Arquivo da categoria: Guerra

BASTARDOS INGLÓRIOS

No capítulo IX de “A Arte Poética” existe um preceito aristotélico básico afirmando que o historiador e o ficcionista diferem entre si apenas porque um escreveu o que aconteceu, e o outro, o que poderia ter acontecido. Ao introduzir “Bastardos Inglórios” com a frase “Era uma vez numa França ocupada pelos nazistas…”, Quentin Tarantino deixa claro que seu compromisso não é com a realidade histórica, mas sim com a ficção, neste caso, com a tradição de um gênero cinematográfico específico, o dos “filmes de guerra”. Portanto, a 2° Guerra Mundial vista pelos olhos de Tarantino, não é aquela dos livros de história, mas sim outra guerra, retratada antes pelas lentes de Robert Aldrich, Samuel Fuller, Sam Peckinpah, Enzo G. Castellari, Brian G. Hutton, e tantos outros diretores que abordaram, cada um a sua maneira, as insanidades de um conflito mundial.

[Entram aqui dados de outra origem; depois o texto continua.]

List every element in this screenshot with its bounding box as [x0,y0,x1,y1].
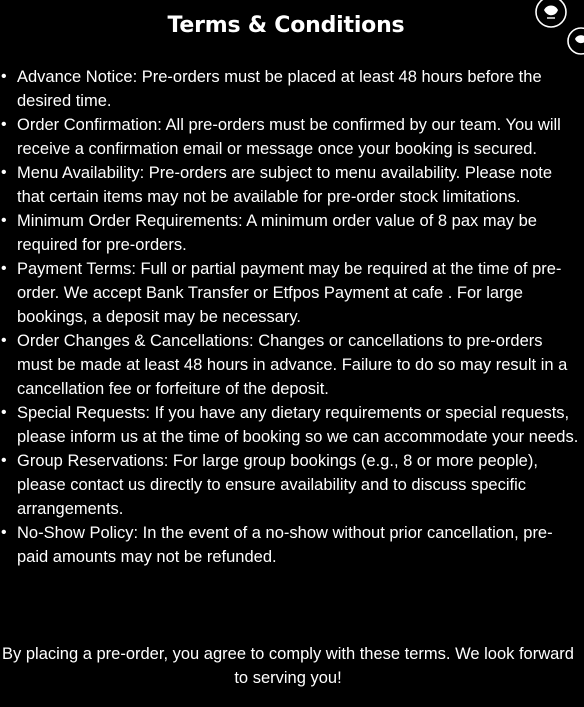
list-item [0,329,584,401]
term-text: Order Changes & Cancellations: Changes or cancellations to pre-orders must be made at least 48 hours in advance. Failure to do so may result in a cancellation fee or forfeiture of the deposit. [17,332,568,398]
bullet-icon: • [1,212,7,229]
list-item [0,521,584,569]
list-item [0,401,584,449]
term-text: Group Reservations: For large group bookings (e.g., 8 or more people), please contact us directly to ensure availability and to discuss specific arrangements. [17,452,538,518]
bullet-icon: • [1,332,7,349]
terms-list [0,65,584,569]
list-item [0,449,584,521]
page-title: Terms & Conditions [167,13,405,38]
term-text: No-Show Policy: In the event of a no-show without prior cancellation, pre-paid amounts may not be refunded. [17,524,553,566]
bullet-icon: • [1,452,7,469]
list-item [0,113,584,161]
bullet-icon: • [1,404,7,421]
list-item [0,65,584,113]
bullet-icon: • [1,68,7,85]
list-item [0,257,584,329]
term-text: Menu Availability: Pre-orders are subject to menu availability. Please note that certain items may not be available for pre-order stock limitations. [17,164,553,206]
bullet-icon: • [1,164,7,181]
term-text: Advance Notice: Pre-orders must be placed at least 48 hours before the desired time. [17,68,542,110]
list-item [0,209,584,257]
term-text: Minimum Order Requirements: A minimum order value of 8 pax may be required for pre-orders. [17,212,537,254]
bullet-icon: • [1,116,7,133]
bullet-icon: • [1,260,7,277]
term-text: Payment Terms: Full or partial payment may be required at the time of pre-order. We accept Bank Transfer or Etfpos Payment at cafe . For large bookings, a deposit may be necessary. [17,260,562,326]
term-text: Order Confirmation: All pre-orders must be confirmed by our team. You will receive a confirmation email or message once your booking is secured. [17,116,561,158]
bullet-icon: • [1,524,7,541]
list-item [0,161,584,209]
closing-statement: By placing a pre-order, you agree to comply with these terms. We look forward to serving you! [2,645,574,687]
term-text: Special Requests: If you have any dietary requirements or special requests, please inform us at the time of booking so we can accommodate your needs. [17,404,579,446]
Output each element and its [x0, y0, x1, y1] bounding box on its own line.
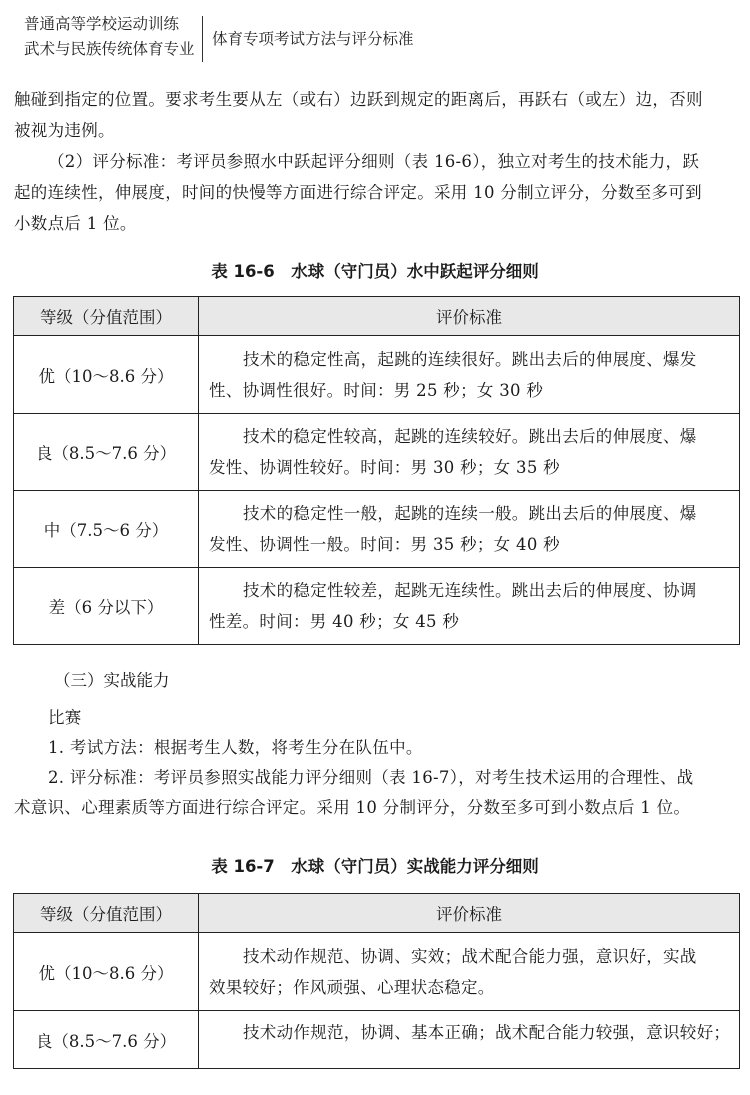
criteria-cell	[199, 568, 740, 645]
header-chapter-title: 体育专项考试方法与评分标准	[212, 30, 414, 48]
criteria-line: 性差。时间：男 40 秒；女 45 秒	[209, 612, 460, 631]
level-cell: 中（7.5～6 分）	[14, 491, 199, 568]
table1-col-criteria: 评价标准	[199, 297, 740, 336]
criteria-line: 发性、协调性较好。时间：男 30 秒；女 35 秒	[209, 458, 560, 477]
section3-heading: （三）实战能力	[54, 671, 170, 690]
table-row	[14, 1011, 740, 1069]
section3-sub: 比赛	[48, 708, 82, 727]
criteria-cell	[199, 933, 740, 1011]
level-cell: 优（10～8.6 分）	[14, 336, 199, 414]
intro-line-5: 小数点后 1 位。	[14, 214, 137, 233]
criteria-line: 效果较好；作风顽强、心理状态稳定。	[209, 977, 495, 997]
header-book-title-line1: 普通高等学校运动训练	[24, 15, 180, 33]
table2-header-row	[14, 894, 740, 933]
table-row	[14, 336, 740, 414]
page-header	[0, 0, 750, 72]
table2-caption: 表 16-7 水球（守门员）实战能力评分细则	[211, 857, 539, 876]
criteria-line: 技术的稳定性一般，起跳的连续一般。跳出去后的伸展度、爆	[243, 504, 697, 523]
level-cell: 差（6 分以下）	[14, 568, 199, 645]
criteria-line: 技术动作规范，协调、基本正确；战术配合能力较强，意识较好；	[243, 1023, 731, 1042]
criteria-cell	[199, 336, 740, 414]
table1-caption: 表 16-6 水球（守门员）水中跃起评分细则	[211, 262, 539, 281]
table2-col-level: 等级（分值范围）	[14, 894, 199, 933]
criteria-cell	[199, 491, 740, 568]
table2	[13, 893, 740, 1069]
table-row	[14, 568, 740, 645]
table1	[13, 296, 740, 645]
table1-col-level: 等级（分值范围）	[14, 297, 199, 336]
criteria-line: 性、协调性很好。时间：男 25 秒；女 30 秒	[209, 380, 544, 400]
intro-line-3: （2）评分标准：考评员参照水中跃起评分细则（表 16-6），独立对考生的技术能力，跃	[48, 152, 700, 171]
table1-header-row	[14, 297, 740, 336]
criteria-cell	[199, 414, 740, 491]
section3-item2-line2: 术意识、心理素质等方面进行综合评定。采用 10 分制评分，分数至多可到小数点后 1 位。	[14, 798, 691, 817]
header-book-title-line2: 武术与民族传统体育专业	[24, 40, 195, 58]
level-cell: 良（8.5～7.6 分）	[14, 1011, 199, 1069]
criteria-line: 技术的稳定性高，起跳的连续很好。跳出去后的伸展度、爆发	[243, 349, 697, 369]
header-book-title	[24, 12, 195, 62]
criteria-line: 技术的稳定性较高，起跳的连续较好。跳出去后的伸展度、爆	[243, 427, 697, 446]
intro-line-2: 被视为违例。	[14, 121, 115, 140]
level-cell: 良（8.5～7.6 分）	[14, 414, 199, 491]
intro-line-1: 触碰到指定的位置。要求考生要从左（或右）边跃到规定的距离后，再跃右（或左）边，否则	[14, 90, 703, 109]
criteria-cell	[199, 1011, 740, 1069]
section3-item2-line1: 2. 评分标准：考评员参照实战能力评分细则（表 16-7），对考生技术运用的合理性、战	[48, 768, 694, 787]
header-divider	[202, 16, 203, 62]
table2-col-criteria: 评价标准	[199, 894, 740, 933]
criteria-line: 技术的稳定性较差，起跳无连续性。跳出去后的伸展度、协调	[243, 581, 697, 600]
criteria-line: 发性、协调性一般。时间：男 35 秒；女 40 秒	[209, 535, 560, 554]
criteria-line: 技术动作规范、协调、实效；战术配合能力强，意识好，实战	[243, 946, 697, 966]
intro-line-4: 起的连续性，伸展度，时间的快慢等方面进行综合评定。采用 10 分制立评分，分数至多可到	[14, 183, 702, 202]
level-cell: 优（10～8.6 分）	[14, 933, 199, 1011]
table-row	[14, 491, 740, 568]
table-row	[14, 933, 740, 1011]
section3-item1: 1. 考试方法：根据考生人数，将考生分在队伍中。	[48, 738, 423, 757]
table-row	[14, 414, 740, 491]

Nesta incursão por um gênero tão saturado (onde tudo já foi historicamente visto e revisto), o cinema antropofágico praticado por Tarantino se alimenta da própria ficção para narrar uma intrínseca trama de guerra onde ações paralelas, motivadas pelo desejo de vingança, se movem de formas distintas e se cruzam num inevitável e sangrento embate. Assim como toda a obra do diretor, o filme é construído minuciosamente sob a ótica de um cinéfilo obsessivo que se aproveita de sua cultura cinematográfica para compor uma espécie de patchwork fílmico, que entre citações e homenagens gera um elemento novo, em que a originalidade está na recomposição imagética dos fatos, onde gêneros distintos como o western, a comédia e o drama se mesclam e se complementam. A trama une, feito uma comédia de erros, dois planos para assassinar Hitler. De um lado o grupo de violentos soldados judeus conhecidos como “Os Bastardos”, que liderados pelo Tenente Aldo Rane (Brad Pitt) se infiltram na França ocupada pelos nazistas com a intenção de explodir uma sessão de cinema em que Hitler estará presente, enquanto Shosanna Dreyfus (Mélanie Laurent), a proprietária do cinema, arquiteta sua própria vingança contra os oficiais que massacraram sua família.

A seqüência inicial revela o tom que permeará os 153 minutos do filme, seja na elaboração da mise-en-scène, ou nos longos diálogos, é notável a emulação do estilo de Sérgio Leone, algo que Tarantino já havia esboçado em “Kill Bill”, e este fetiche pelo diretor italiano se faz presente também na escolha da trilha sonora, composta por vários temas de Ennio Morricone, o compositor predileto de Leone. É inquestionável a influência de outros diretores na construção da trama, seja Robert Aldrich e seu “Os 12 Condenados”, uma obra seminal para qualquer filme de guerra, seja na violência estilizada de Sam Peckinpah e seu “A Cruz de Ferro” ou Enzo G. Castellari, de quem Tarantino se apropriou, além do título, do humor abusado, porém, a sombra de Leone paira feito a de um gigante, principalmente sobre os duelos verbais em que os conflitos são estendidos ao máximo, num crescente de tensão em que a violência rompe de forma catártica e por vezes inesperada. Os diálogos sempre foram considerados o ponto forte na obra do diretor, no entanto Tarantino atingiu a excelência no domínio da técnica. Invés de divagar aleatoriamente sobre cultura pop, aqui os diálogos funcionam objetivamente em prol da trama. Os interrogatórios promovidos pelo oficial nazista Hans Landa, interpretado com timing perfeito pelo alemão Christoph Waltz, são um exemplo deste domínio, em que uma conversa banal sobre um copo de leite desvia-se por labirintos que ao final revelam a vilania dos seus objetivos. Ainda que o clímax seja regido pela inevitabilidade da violência, que surge sem sutilezas, com direito a cabeças destroçadas e escalpos arrancados, os grandes impasses ocorrem no plano verbal.

“Bastardos Inglórios” vai além de uma simples trama de vingança, sendo acima de tudo uma declaração de amor ao cinema, e uma afirmação do poder da ficção. E se não reinventa a roda, inegavelmente a faz girar fora do eixo de forma surpreendente. Ao reescrever a história com seu desfecho inusitado e violento, Tarantino nos lembra de outra premissa básica, esta pronunciada por Fassbinder, “cinema é mentira a 24 quadros por segundo”.